In March 2008, Ndiaye was appointed head of the press department of Claude Bartolone, who had been newly elected as president of the Seine-Saint-Denis General Council. Also in 2008, she became the Socialist Party’s spokesperson for children’s affairs, under the leadership of chairwoman Martine Aubry. She later endorsed Aubry in the Socialist Party’s primaries for the 2012 presidential election.

After the election of François Hollande as President of France, Ndiaye joined the cabinet of Minister of the Economy and Finance Arnaud Montebourg as press and communication officer and kept this position when Macron succeeded Montebourg in 2014.

Ndiaye subsequently was in charge of Macron's press relations during the 2017 presidential election and joined his cabinet in the Élysée Palace after he was elected.

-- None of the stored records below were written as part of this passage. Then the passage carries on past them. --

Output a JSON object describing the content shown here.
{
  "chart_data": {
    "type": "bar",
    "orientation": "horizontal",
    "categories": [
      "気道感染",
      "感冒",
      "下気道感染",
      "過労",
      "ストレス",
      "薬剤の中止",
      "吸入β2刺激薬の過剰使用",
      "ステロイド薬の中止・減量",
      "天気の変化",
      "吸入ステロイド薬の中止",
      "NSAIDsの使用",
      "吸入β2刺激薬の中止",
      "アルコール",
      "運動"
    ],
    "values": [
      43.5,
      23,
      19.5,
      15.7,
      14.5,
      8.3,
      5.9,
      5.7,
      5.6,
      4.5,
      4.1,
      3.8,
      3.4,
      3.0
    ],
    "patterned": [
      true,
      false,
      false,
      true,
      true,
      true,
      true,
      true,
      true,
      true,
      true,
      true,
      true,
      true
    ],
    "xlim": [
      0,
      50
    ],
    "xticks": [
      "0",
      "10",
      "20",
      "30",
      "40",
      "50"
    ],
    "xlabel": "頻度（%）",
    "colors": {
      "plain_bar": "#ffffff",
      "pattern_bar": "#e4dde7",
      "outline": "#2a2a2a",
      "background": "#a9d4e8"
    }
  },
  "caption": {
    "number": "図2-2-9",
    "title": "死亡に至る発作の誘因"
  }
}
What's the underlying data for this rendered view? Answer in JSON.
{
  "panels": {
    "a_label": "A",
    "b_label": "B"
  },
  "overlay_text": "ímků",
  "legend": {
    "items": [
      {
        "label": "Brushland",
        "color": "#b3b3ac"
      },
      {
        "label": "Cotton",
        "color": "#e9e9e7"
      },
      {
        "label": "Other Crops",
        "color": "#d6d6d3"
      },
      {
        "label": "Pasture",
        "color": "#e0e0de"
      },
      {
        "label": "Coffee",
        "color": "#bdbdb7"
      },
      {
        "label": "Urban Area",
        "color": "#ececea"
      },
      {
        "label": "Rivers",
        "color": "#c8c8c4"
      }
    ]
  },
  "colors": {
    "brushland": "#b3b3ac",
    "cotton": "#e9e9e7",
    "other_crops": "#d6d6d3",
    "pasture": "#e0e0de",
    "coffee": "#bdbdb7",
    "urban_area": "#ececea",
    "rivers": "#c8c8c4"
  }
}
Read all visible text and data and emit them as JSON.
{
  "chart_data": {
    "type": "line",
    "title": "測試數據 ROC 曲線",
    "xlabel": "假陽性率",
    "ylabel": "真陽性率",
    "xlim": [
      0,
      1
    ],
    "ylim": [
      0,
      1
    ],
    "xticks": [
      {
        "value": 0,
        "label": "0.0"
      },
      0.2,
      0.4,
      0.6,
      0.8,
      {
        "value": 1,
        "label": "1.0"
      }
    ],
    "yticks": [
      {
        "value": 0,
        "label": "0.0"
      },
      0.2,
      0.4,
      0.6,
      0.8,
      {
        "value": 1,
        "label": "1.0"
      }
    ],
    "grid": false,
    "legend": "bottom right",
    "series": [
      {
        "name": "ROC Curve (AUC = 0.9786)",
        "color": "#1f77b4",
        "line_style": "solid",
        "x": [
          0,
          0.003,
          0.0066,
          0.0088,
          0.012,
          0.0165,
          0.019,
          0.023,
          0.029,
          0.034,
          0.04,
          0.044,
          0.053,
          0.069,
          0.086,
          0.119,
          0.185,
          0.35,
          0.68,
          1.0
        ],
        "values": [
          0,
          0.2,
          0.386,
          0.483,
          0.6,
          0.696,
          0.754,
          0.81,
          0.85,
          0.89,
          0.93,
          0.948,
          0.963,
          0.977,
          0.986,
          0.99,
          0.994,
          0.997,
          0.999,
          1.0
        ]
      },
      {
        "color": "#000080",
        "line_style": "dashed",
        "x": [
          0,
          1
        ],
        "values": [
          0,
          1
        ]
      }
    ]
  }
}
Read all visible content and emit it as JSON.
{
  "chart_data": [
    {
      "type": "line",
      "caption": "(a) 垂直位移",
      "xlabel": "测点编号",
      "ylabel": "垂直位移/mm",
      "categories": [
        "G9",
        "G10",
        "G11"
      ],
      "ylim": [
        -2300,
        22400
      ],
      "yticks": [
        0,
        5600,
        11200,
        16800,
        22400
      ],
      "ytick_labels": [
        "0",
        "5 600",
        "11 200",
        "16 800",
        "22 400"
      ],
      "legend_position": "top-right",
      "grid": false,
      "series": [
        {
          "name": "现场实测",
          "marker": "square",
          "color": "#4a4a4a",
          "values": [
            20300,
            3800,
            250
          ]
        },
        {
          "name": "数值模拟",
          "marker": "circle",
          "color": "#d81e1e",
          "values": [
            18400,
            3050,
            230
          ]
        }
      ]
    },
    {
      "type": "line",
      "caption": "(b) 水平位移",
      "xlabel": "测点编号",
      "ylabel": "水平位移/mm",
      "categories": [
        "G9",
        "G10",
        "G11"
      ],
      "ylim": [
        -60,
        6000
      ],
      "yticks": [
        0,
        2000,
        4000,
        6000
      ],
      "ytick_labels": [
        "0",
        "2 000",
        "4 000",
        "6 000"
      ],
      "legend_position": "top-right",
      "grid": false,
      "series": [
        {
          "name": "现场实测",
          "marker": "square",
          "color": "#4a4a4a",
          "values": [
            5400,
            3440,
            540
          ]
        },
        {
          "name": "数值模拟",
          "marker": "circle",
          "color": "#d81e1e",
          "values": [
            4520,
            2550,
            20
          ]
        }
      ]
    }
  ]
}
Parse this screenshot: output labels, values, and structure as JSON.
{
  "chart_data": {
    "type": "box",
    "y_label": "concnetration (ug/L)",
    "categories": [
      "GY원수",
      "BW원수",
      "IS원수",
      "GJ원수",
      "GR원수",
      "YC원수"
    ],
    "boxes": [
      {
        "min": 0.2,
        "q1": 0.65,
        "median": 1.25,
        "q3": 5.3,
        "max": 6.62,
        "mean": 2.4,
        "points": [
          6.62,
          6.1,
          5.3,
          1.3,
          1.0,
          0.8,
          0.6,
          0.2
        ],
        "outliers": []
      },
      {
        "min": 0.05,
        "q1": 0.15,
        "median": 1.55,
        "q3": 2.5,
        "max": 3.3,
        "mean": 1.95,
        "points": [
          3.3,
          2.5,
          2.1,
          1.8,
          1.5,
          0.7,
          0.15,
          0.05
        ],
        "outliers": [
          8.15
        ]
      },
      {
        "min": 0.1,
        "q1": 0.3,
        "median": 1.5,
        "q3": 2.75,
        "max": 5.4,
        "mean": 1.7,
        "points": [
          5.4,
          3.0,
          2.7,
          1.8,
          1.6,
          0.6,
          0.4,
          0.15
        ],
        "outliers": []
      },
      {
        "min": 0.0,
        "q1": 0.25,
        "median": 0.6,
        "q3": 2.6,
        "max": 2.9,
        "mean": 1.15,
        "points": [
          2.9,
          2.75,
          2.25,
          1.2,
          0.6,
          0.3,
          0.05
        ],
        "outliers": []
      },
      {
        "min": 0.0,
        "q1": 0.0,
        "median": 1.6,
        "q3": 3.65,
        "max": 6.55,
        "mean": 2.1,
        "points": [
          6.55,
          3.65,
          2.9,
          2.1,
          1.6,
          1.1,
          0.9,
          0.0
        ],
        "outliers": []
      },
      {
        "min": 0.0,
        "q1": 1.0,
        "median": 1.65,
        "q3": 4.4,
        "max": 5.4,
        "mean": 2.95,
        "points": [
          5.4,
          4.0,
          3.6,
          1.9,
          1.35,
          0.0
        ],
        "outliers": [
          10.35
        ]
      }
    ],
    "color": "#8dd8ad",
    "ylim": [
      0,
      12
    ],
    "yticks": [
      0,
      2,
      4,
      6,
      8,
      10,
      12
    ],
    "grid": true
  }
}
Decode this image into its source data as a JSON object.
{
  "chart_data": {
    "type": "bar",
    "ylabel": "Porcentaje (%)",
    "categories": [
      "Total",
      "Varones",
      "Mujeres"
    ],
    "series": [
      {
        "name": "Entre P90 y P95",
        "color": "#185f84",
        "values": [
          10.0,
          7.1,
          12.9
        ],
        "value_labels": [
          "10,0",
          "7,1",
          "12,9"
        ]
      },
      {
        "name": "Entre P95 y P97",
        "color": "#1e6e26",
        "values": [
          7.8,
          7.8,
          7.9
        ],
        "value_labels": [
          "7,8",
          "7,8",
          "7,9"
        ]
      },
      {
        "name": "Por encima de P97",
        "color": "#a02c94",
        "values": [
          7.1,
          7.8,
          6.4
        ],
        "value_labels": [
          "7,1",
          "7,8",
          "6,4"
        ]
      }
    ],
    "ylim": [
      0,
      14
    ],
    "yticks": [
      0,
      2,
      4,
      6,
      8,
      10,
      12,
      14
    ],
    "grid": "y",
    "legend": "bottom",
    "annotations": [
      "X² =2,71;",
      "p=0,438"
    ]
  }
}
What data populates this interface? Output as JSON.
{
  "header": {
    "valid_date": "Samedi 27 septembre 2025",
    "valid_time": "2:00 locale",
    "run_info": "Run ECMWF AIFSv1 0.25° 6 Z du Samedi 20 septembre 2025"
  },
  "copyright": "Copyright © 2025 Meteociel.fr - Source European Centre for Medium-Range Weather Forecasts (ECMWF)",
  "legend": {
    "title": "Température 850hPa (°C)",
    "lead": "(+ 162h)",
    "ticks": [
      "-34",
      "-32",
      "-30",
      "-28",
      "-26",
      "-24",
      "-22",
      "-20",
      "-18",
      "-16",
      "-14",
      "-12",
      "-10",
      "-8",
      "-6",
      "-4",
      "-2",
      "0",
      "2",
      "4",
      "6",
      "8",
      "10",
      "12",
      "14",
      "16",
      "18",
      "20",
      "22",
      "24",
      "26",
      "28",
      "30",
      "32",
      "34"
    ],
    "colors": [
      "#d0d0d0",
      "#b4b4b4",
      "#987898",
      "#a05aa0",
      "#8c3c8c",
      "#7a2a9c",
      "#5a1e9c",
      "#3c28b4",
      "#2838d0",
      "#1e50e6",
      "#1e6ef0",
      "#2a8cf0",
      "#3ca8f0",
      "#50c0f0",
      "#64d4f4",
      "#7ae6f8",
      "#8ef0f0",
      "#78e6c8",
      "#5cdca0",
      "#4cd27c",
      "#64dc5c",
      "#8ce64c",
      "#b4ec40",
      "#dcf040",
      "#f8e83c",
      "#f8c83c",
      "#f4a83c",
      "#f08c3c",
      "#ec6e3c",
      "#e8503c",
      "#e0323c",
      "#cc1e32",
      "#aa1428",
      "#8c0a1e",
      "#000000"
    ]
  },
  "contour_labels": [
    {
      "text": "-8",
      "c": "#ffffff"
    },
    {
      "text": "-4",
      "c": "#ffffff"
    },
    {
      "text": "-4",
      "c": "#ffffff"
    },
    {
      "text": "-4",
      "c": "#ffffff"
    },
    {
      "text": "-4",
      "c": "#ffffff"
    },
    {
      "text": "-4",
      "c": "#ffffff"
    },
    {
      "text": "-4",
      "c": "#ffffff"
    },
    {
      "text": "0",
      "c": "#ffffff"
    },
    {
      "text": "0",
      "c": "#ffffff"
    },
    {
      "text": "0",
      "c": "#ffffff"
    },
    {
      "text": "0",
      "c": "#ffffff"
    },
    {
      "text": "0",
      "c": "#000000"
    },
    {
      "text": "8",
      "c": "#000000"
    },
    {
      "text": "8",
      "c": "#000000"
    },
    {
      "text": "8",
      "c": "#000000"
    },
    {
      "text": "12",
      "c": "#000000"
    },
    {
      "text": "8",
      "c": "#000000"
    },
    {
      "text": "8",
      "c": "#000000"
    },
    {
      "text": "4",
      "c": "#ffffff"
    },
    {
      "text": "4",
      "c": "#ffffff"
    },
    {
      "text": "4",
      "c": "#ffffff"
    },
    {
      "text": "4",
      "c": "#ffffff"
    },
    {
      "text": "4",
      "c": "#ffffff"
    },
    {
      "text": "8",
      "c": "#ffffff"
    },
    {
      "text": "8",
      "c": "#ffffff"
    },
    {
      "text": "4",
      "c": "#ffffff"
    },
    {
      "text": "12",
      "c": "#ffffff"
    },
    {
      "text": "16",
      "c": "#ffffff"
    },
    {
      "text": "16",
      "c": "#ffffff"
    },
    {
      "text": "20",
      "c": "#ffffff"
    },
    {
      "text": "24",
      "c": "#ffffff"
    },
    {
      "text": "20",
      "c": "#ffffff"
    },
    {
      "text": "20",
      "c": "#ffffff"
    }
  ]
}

From 1 April 2019 until 2020, she served as a Secretary of State to the office of the Prime Minister and Government Spokeswoman.

In late 2020, Ndiaye joined the staff of the LREM party.

In October 2020, Ndiaye was one of several current and former government officials whose home was searched by French authorities following complaints about the government's handling of the COVID-19 pandemic in France.

== Career in the private sector ==
Since 2021, Ndiaye has been serving as managing director of Adecco in France.

== Personal life ==
Ndiaye is married to Patrice Roques, a French senior official, and has 3 children. She became a naturalized French citizen in June 2016.